Она испугалась еще раз, когда я, да и она сама, увидели гематомы на бедрах: одну с внешней и две на обеих ногах с внутренней стороны. Мы дружно их не заметили. Она знала, как эти следы появились, а я знал, как они у женщин появляются. Я посадил ее в ванну, как ребенка, и долго с наслаждением мыл всю с ног до волос. Она, похоже, тоже почувствовала себя ребенком и улыбалась в моих руках, закрыв глаза.
Когда я завернул ее в мохнатое полотенце и собрался было, отнести в спальню, она засопротивлялась:
— Теперь ты. Теперь я тебя выстираю. Мне тоже хочется.
Я не мог похвалиться, что ни с кем кроме нее не был, зато у меня не было гематом на теле.

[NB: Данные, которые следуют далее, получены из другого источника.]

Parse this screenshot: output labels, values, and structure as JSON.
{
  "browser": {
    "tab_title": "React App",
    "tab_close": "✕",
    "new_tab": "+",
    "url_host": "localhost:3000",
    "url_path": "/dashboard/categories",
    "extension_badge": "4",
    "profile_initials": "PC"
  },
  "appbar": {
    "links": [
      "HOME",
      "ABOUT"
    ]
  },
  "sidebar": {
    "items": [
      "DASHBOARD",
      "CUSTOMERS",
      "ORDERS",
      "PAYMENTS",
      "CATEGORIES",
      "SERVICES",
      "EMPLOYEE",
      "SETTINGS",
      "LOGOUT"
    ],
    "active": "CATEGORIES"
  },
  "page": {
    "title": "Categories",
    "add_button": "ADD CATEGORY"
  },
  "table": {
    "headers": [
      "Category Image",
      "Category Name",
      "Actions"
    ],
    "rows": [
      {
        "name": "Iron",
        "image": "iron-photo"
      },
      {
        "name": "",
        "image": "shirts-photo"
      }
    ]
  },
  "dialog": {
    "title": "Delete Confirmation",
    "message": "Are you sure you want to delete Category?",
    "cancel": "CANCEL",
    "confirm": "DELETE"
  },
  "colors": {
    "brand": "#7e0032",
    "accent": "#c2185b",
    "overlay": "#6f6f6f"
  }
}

Я, к сожалению, не помню, как меня купала в детстве мама, и не люблю все эти игры в «спинку потру» и прочие… Но я все-таки с удовольствием вытерпел все ее шалости кроме одной. Она не могла провести рукой мимо кое-чего, чтобы не прикоснуться. Довела меня до исступления. А когда я выпрямился в ванне, вдруг встала на колени, и взяла все это ртом. Где уж мне было противиться и сдерживаться. Я низвергся почти мгновенно. Она не отпрянула. Все приняла в себя, и долго стояла так, прижавшись лицом и обняв меня за ягодицы. Почему? Зачем? Я не люблю такие процедуры, и она об этом знает.
Немного уняв свой трепет, я поднял ее лицо. Она плакала. Я присел, поцеловал ее, поискал у нее во рту, чтобы чувствовала язык и губы, а не что-нибудь иное. Она поняла меня, и опять мы обнялись в дурацком положении — через край ванны. Потом я еще поцеловал ее в губы, потом в грудь. Потом отнес ее, и мы лежали в постели, и все отдаляли, отдаляли тяжкий разговор, который ждал нас впереди. Она боялась расспросов о том, с какой стати ее понесло на эту чертову дачу. Я боялся, что она каким-нибудь краем окажется виноватой в этой нашей чертовой достоевщине.
Что может быть прекраснее прикосновений любимого тела, когда тебя радует все: запах, формы, гладкость кожи, дыханье, и когда двое не могут оторваться друг от друга и прервать бесконечность поцелуя?